Bahkan jika itu sedikit, aku berharap
untuk meringankan beban Ishikawa.
Aku ingin menghancurkan Tes Kekuatan
Manusia, dan mendapatkan kebahagiaan.
Jadi aku punya harapan seperti itu ketika
aku memulai revolusi ini sendirian. Dan kemudian, bahkan jika itu bukan
diriku, aku berharap dia akan menunjukkan senyum hangat miliknya lagi.
Tak apa-apa bagi kita untuk tidak bisa
menjadi kekasih.
Seorang sampah takkan mengharapkan
sesuatu yang tidak realistis seperti itu.
Namun, sebulan setelah aku memukul Masaya, keinginanku tak pernah terwujud. Malahan, itu muncul dihadapanku dengan cara yang berbeda.

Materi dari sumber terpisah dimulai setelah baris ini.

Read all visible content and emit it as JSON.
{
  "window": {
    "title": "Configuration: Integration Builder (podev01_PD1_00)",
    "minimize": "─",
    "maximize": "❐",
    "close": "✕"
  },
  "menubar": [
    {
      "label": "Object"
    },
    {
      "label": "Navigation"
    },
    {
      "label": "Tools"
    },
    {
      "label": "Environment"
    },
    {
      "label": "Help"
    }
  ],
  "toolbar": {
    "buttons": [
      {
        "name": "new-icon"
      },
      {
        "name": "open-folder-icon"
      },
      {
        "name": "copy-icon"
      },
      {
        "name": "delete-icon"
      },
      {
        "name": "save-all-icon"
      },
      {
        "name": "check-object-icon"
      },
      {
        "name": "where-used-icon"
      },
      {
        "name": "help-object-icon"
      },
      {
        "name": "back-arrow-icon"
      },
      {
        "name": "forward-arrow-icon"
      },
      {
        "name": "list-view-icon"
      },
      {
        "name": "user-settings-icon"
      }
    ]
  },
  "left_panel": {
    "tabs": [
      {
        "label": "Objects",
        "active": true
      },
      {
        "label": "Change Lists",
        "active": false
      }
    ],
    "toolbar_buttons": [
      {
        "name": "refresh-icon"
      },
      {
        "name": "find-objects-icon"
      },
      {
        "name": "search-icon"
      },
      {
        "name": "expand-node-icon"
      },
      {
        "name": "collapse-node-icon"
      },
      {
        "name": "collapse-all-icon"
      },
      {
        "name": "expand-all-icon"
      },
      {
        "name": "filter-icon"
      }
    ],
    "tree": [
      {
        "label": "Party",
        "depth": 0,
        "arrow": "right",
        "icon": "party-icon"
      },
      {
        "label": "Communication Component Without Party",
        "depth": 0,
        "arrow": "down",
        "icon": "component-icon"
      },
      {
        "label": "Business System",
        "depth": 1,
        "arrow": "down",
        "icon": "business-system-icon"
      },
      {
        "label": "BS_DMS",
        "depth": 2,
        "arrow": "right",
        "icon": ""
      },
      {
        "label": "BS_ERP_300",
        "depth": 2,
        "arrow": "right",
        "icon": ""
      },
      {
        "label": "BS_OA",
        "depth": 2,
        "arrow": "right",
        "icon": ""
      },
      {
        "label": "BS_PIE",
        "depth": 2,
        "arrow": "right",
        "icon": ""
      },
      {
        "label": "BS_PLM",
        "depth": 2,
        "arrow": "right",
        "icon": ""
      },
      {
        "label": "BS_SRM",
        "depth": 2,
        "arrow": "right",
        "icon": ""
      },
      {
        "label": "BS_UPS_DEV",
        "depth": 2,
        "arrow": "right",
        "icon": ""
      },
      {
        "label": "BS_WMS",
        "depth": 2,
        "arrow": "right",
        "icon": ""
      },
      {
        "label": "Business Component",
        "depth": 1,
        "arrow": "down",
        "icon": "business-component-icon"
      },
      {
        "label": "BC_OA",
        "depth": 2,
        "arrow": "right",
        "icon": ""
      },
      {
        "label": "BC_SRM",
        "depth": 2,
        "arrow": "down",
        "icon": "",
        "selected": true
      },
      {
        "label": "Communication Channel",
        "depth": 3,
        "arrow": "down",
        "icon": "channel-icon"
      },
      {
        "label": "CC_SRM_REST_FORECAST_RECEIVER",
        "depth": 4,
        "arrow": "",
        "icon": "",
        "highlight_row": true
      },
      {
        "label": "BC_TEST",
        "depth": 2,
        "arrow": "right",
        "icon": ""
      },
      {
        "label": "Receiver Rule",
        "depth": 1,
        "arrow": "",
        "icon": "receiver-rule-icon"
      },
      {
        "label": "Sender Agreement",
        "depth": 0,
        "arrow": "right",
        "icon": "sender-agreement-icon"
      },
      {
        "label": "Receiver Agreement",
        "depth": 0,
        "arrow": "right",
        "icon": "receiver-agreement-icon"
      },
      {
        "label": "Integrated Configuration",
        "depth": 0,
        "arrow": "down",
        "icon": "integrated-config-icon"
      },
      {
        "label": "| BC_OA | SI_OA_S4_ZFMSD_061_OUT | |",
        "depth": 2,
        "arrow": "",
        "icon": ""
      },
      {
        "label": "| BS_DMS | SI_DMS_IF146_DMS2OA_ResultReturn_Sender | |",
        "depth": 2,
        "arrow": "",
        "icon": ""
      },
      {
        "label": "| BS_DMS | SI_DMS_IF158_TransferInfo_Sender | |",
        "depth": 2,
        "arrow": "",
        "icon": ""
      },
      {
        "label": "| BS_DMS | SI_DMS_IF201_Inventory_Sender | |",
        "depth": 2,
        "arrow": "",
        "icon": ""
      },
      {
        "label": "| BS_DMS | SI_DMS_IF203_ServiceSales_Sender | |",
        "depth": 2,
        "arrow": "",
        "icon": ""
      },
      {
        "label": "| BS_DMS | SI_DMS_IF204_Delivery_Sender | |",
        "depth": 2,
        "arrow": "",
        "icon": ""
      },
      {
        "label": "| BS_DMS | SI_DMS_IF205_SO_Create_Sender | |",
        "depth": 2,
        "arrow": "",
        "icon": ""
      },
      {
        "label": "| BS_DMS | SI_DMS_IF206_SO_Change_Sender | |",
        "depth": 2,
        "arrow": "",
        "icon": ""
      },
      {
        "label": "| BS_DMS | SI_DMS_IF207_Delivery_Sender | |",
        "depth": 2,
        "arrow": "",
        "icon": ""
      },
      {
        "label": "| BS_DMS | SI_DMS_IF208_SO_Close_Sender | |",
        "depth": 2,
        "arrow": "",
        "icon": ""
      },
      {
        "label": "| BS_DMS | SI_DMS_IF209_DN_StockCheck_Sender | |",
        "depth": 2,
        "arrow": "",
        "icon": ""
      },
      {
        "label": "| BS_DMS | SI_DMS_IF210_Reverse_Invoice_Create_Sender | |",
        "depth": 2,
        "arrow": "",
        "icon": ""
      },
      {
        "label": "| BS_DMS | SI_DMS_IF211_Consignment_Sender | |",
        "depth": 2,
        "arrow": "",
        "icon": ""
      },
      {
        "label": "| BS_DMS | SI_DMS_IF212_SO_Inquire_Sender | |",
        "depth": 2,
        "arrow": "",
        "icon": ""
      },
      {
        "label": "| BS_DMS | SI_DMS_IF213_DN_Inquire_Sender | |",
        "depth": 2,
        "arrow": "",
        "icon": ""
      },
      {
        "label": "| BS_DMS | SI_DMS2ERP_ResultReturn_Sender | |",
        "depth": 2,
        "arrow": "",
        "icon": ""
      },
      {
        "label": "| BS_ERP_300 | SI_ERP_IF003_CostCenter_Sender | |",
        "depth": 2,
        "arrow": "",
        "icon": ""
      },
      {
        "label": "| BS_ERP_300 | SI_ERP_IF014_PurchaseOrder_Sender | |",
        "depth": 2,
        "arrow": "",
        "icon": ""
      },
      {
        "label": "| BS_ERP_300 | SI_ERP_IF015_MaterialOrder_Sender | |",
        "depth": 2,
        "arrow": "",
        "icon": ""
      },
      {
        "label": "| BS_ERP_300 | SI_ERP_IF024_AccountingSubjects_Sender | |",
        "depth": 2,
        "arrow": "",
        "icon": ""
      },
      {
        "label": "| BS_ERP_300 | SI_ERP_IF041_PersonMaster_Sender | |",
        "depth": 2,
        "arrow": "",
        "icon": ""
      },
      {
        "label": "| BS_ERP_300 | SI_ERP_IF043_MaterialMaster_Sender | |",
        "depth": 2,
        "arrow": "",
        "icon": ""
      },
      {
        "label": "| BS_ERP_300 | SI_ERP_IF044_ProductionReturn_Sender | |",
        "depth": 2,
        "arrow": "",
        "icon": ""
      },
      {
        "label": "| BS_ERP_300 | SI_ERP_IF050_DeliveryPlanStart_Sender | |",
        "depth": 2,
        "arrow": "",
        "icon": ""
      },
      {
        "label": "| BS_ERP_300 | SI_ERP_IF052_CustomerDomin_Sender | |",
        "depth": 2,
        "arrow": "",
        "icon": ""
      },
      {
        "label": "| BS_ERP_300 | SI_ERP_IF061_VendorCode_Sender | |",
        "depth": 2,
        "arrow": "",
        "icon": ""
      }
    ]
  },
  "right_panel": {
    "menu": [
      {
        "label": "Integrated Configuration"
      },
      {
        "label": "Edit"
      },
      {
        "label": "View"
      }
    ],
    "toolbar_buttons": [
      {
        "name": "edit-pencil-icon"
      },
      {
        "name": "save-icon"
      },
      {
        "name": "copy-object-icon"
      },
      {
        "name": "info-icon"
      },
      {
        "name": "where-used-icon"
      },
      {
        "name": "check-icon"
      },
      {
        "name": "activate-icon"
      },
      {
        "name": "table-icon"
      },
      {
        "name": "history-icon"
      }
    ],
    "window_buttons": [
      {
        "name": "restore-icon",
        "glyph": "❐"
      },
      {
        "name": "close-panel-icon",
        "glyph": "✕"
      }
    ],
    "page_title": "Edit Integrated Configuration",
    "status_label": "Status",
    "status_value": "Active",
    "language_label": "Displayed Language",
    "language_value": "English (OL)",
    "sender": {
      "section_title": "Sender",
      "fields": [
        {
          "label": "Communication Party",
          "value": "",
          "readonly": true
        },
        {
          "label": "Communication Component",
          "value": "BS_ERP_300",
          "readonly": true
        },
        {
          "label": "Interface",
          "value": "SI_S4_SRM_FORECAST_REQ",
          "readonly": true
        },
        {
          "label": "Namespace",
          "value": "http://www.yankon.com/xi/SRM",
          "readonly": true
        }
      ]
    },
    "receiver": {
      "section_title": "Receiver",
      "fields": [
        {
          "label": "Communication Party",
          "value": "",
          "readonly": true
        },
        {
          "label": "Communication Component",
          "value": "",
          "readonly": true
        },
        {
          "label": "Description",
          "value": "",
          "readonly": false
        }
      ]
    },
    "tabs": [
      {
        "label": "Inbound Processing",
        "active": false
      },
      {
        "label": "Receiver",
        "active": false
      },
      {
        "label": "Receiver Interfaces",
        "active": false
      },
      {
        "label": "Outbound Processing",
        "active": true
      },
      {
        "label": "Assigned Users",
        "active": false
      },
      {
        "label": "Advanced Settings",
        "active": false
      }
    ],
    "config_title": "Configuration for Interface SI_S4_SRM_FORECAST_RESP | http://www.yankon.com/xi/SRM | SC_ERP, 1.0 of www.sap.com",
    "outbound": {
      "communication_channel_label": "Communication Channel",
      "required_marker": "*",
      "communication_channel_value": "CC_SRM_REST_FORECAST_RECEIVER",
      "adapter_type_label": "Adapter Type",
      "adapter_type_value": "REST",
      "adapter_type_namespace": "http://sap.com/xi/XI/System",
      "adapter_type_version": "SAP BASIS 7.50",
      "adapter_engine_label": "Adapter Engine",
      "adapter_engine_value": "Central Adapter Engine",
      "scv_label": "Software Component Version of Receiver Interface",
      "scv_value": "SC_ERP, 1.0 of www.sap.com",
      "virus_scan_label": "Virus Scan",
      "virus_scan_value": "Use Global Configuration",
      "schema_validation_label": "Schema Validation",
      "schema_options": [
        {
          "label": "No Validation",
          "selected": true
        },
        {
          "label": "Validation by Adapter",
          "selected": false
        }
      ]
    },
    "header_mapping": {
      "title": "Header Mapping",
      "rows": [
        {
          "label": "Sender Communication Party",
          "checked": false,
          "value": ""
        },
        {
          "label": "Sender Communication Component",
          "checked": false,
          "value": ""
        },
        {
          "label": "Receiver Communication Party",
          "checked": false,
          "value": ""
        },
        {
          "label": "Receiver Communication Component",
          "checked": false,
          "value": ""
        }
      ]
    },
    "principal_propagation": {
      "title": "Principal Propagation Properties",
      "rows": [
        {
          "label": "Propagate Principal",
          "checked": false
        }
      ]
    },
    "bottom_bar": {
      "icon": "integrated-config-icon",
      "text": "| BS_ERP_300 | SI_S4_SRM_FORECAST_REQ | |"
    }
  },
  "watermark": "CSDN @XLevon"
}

Bahkan aku tidak yakin apa yang terjadi
selama ini; Aku bisa menyimpulkan sesuatu dari informasi dan desas-desus
yang diketahui, tapi kesimpulan hanyalah kesimpulan. Tentu saja, satu hal
yang aku yakini, adalah bahwa sumber dari segalanya adalah diriku.
Revolusiku mulai menciptakan kekacauan,
mempengaruhi banyak orang; tanpa diragukan lagi.
Ishikawa jatuh dari tangga, dan kehilangan kesadaran.
Begitu aku mendengar berita itu, aku berhenti berpikir. Namun, kemungkinan hasil terburuk terjadi tiga hari kemudian.
Masaya Kishitani bunuh diri.
(E/N : hiperventilasi disebabkan oleh proses penyerapan Oksigen yang tidak sebanding dengan proses pengeluaran carbon dioksida, bias disebabkan karena tekanan mental berlebih)
Ahh, tolong, teruslah mengejekku.
Tertawalah pada diriku yang rendah ini.
Ini adalah satu-satunya hal yang dapat
kau lakukan, wahai harapanku.
Karena aku memandang rendah diriku
sendiri, lebih dari orang lain.
Jadi ketika kau mengolok-olokku, emosi
kami akan menjadi satu, dan kami akan menjadi jiwa yang sama.
Dan, setelah ini adalah neraka yang sesungguhnya.